Adicionalmente, destaca-se a publicação da Lei nº 15.122/2025, ocorrida em 14 de abril, que institui um mecanismo jurídico de resposta a medidas unilaterais adotadas por países ou blocos econômicos que impactem negativamente a competitividade internacional brasileira. A nova norma autoriza o Poder Executivo, em articulação com o setor privado, a suspender concessões comerciais, compromissos de investimentos e obrigações relativas a direitos de propriedade intelectual, a título de contramedida.
Ainda não é possível aferir com clareza os efeitos práticos dessa legislação sobre as estratégias empresariais, mas sua promulgação insere-se em um movimento mais amplo de reposicionamento do Brasil frente às transformações do comércio internacional, o que deve ser considerado na formulação de eventuais ajustes de rota por parte dos exportadores nacionais.
TM – Os terminais privados têm capacidade logística e infraestrutura para essa eventual readequação de fluxos comerciais?
Gabriela Costa – Essa é, sem dúvida, uma questão importante e que deve ser analisada com cautela. Muitos Terminais de Uso Privado (TUPs) no Brasil já operam com cadeias logísticas bem definidas e estruturadas, com fluxos de importação e exportação altamente especializados e, em alguns casos, integrados. É o caso, por exemplo, de terminais que exportam aço para os Estados Unidos e, na mesma rota de retorno, realizam a importação de carvão oriundo do Alabama, aproveitando os mesmos navios.

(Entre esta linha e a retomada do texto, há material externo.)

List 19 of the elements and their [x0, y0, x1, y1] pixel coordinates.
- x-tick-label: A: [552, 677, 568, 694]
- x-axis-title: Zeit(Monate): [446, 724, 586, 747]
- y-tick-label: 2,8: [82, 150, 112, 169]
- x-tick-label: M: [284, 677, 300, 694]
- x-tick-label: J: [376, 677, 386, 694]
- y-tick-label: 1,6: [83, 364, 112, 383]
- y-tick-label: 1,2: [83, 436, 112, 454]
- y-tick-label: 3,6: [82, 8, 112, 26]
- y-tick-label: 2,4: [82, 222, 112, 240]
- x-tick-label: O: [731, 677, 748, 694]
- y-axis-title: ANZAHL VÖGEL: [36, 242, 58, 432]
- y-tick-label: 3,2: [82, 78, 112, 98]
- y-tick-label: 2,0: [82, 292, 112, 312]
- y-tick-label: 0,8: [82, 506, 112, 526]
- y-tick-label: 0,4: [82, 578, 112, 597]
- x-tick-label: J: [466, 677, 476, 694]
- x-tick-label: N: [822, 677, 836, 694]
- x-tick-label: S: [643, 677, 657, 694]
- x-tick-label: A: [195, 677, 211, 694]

Essa lógica operacional foi sendo consolidada ao longo do tempo, permitindo a montagem de uma estrutura logística eficiente, com redução de custos, otimização de ativos e maior previsibilidade para os usuários. Além disso, determinados terminais já atendem a requisitos regulatórios e operacionais específicos de seus mercados de destino, como as certificações exigidas pelo governo norte-americano para embarcações com destino aos EUA — especialmente no que se refere à segurança. Essas certificações visam mitigar riscos e reduzir o tempo de permanência dos navios nos portos de destino.
Transporte Moderno — Quais são os desafios logísticos e regulatórios envolvidos na readequação dos terminais portuários brasileiros diante de mudanças nos fluxos comerciais internacionais?
Gabriela Costa – Eventuais readequações nos fluxos comerciais — seja por alteração de mercados compradores, por mudanças na política internacional ou por restrições operacionais — exigiriam, inevitavelmente, um processo de readaptação dos terminais, tanto do ponto de vista logístico quanto regulatório. Seria necessário avaliar os novos padrões técnicos exigidos por outros países, potenciais ajustes nas certificações já adotadas e os impactos operacionais dessa transição.
Portanto, embora os terminais privados brasileiros demonstrem elevada capacidade operacional e flexibilidade, a readequação de fluxos comerciais não é trivial e envolve custos, tempo e uma análise técnica e jurídica criteriosa para assegurar a continuidade e a eficiência das operações.